Monday 28 November 2011

Distance check

Distance calculations are important in many games. One important example is checking distances to compare them to the range of a weapon or weapons; turrets placed by the player or AI enemies that need to decide when to fire. And because there can be many enemies or turrets in game these calculations may need to be done very often, perhaps many times a frame.


The code I use looks something like this


function CheckForTargets():Enemy {
    var iEnemy:int, enemy:Enemy, fRangeSq:Number, fSep:Number;
    fRangeSq = fRange * fRange;

    for (iEnemy = 0; iEnemy < aEnemies.length; ++iEnemy) {
        enemy = aEnemies[iEnemy];
        fSep = (fX - enemy.fX) * (fX - enemy.fX)
             + (fY - enemy.fY) * (fY - enemy.fY);
        if (fSep < fRangeSq) { // in range
            return enemy;
        }
    return null;
}


There are two important points to this code. First the distance is never calculated. Instead fSep, the square of the distance, is calculated using Pythagoras's theorem. The distance would be Math.sqrt(fSep) but there's no need to calculate this for every target.

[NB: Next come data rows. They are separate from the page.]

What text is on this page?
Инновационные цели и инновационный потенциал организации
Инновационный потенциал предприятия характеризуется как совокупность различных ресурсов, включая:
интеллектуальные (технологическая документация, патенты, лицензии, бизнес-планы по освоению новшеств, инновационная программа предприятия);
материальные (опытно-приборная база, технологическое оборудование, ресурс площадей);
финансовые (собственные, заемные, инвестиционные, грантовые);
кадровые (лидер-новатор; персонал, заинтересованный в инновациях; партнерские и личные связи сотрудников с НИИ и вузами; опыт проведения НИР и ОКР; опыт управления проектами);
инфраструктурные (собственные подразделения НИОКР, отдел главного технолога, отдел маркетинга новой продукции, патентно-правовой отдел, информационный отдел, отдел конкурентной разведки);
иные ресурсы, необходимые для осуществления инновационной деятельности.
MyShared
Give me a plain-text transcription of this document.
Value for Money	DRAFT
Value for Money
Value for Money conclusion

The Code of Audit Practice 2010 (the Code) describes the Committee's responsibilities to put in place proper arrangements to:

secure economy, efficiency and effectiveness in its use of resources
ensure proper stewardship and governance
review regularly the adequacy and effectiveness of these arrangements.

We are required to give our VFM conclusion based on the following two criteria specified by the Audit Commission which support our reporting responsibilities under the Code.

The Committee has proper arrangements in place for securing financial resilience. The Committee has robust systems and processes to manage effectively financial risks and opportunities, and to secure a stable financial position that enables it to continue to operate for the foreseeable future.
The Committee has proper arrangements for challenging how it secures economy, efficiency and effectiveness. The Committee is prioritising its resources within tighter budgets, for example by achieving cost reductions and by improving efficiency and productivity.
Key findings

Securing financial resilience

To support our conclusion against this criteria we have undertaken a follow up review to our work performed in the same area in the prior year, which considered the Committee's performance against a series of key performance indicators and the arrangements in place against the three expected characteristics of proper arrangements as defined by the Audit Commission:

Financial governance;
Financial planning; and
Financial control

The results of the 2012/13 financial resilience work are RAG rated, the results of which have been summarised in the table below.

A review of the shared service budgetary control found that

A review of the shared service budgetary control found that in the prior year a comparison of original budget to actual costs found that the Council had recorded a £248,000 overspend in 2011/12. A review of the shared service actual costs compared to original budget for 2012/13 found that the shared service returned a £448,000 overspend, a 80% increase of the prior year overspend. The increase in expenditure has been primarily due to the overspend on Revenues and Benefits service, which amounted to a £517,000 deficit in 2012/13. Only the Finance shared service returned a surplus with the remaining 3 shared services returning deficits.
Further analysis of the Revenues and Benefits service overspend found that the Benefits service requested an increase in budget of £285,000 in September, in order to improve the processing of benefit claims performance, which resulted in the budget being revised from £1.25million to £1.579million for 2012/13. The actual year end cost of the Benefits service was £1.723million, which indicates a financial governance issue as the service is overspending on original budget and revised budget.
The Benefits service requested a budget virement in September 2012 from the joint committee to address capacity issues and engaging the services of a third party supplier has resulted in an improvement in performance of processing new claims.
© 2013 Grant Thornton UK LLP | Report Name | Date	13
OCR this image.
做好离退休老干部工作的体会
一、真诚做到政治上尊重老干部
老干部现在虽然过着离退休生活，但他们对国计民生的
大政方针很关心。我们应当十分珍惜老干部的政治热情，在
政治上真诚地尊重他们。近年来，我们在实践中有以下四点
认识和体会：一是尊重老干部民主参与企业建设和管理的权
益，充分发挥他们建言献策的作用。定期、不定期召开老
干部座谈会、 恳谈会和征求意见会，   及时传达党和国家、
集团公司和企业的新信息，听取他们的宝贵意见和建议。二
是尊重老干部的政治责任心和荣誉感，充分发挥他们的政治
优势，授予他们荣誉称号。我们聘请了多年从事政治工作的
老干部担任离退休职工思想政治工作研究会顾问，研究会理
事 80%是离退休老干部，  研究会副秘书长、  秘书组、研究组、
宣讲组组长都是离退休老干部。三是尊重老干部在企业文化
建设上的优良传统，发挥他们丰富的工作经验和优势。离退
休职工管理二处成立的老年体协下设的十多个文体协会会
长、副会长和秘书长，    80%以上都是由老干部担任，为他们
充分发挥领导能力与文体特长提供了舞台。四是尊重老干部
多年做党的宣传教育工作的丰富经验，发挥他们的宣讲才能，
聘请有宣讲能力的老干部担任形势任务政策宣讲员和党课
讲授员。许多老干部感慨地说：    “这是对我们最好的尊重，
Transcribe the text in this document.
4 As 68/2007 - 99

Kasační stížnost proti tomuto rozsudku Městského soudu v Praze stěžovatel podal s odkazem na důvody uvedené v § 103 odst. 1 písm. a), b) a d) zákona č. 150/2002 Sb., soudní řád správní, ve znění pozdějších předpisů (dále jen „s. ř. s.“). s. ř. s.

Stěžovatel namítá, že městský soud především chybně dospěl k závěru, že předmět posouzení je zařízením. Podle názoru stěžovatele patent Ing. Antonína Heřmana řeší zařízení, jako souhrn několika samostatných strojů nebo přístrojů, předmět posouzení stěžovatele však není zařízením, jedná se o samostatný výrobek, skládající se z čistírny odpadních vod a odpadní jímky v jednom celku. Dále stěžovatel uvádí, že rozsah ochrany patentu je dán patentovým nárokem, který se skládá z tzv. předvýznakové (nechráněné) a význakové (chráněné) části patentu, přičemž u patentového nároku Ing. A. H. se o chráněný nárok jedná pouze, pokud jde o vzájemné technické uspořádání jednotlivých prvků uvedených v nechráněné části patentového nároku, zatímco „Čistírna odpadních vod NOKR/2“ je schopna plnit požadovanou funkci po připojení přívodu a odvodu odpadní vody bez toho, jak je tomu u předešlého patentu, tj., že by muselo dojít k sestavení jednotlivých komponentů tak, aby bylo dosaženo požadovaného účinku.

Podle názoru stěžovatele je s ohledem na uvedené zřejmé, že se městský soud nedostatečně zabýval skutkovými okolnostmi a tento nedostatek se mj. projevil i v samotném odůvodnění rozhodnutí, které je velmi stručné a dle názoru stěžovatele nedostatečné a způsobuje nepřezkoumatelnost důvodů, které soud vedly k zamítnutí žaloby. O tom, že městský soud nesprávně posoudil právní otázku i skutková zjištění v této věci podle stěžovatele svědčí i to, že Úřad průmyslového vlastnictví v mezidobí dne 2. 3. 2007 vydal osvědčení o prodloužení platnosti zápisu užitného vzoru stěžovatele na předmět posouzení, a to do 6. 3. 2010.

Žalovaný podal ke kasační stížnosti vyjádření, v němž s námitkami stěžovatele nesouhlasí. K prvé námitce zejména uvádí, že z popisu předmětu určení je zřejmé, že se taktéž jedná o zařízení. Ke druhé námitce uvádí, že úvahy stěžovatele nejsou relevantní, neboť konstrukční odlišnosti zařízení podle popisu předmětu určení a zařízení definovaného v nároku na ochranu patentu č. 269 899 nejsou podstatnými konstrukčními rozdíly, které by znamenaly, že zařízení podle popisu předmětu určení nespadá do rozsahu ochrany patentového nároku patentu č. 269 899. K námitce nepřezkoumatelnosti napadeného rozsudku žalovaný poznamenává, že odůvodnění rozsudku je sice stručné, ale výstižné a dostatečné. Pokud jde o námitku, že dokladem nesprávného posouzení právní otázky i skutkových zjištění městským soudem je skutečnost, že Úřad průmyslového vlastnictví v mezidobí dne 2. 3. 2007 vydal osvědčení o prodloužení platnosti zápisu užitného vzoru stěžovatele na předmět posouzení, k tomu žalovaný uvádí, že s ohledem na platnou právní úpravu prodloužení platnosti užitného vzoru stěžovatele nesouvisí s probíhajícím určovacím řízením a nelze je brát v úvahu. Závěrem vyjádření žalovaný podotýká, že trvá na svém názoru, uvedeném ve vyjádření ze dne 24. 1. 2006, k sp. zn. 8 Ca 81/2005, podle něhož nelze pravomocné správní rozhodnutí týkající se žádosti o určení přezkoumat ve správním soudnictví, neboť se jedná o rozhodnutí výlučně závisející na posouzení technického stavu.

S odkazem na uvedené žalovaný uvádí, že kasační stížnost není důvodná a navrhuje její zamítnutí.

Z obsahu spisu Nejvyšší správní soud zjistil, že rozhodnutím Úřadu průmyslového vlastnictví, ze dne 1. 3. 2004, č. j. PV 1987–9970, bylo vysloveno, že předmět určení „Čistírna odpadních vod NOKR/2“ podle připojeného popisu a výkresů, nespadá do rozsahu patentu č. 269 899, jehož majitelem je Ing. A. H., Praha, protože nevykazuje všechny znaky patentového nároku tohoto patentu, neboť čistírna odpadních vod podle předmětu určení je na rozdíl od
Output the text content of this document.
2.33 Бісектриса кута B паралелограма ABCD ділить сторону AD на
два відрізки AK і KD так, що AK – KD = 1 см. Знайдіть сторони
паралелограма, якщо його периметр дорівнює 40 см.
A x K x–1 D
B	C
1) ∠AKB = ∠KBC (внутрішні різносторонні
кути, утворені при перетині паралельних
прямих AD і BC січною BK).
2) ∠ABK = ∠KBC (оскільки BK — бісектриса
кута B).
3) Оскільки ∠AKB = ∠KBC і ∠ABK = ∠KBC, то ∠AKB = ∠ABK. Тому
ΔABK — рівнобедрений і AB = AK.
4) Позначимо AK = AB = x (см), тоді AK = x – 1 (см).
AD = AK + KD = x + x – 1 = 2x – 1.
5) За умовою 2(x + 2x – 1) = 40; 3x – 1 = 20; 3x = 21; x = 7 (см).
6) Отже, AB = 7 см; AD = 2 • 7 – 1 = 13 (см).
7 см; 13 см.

Second even though these are DisplayObjects the code does not use their x and y. As noted last week It is faster and more accurate to use the members indicated (fX and fY on all game objects). This is even true if x, y, fX and fY coincide.


aEnemies is a global, sorted list and the code shoots the first in that list (the nearest the exit) that's in range. But it is easy to adapt this to use some other criteria such as the nearest by checking all enemies for the one with the least distance squared, fSep.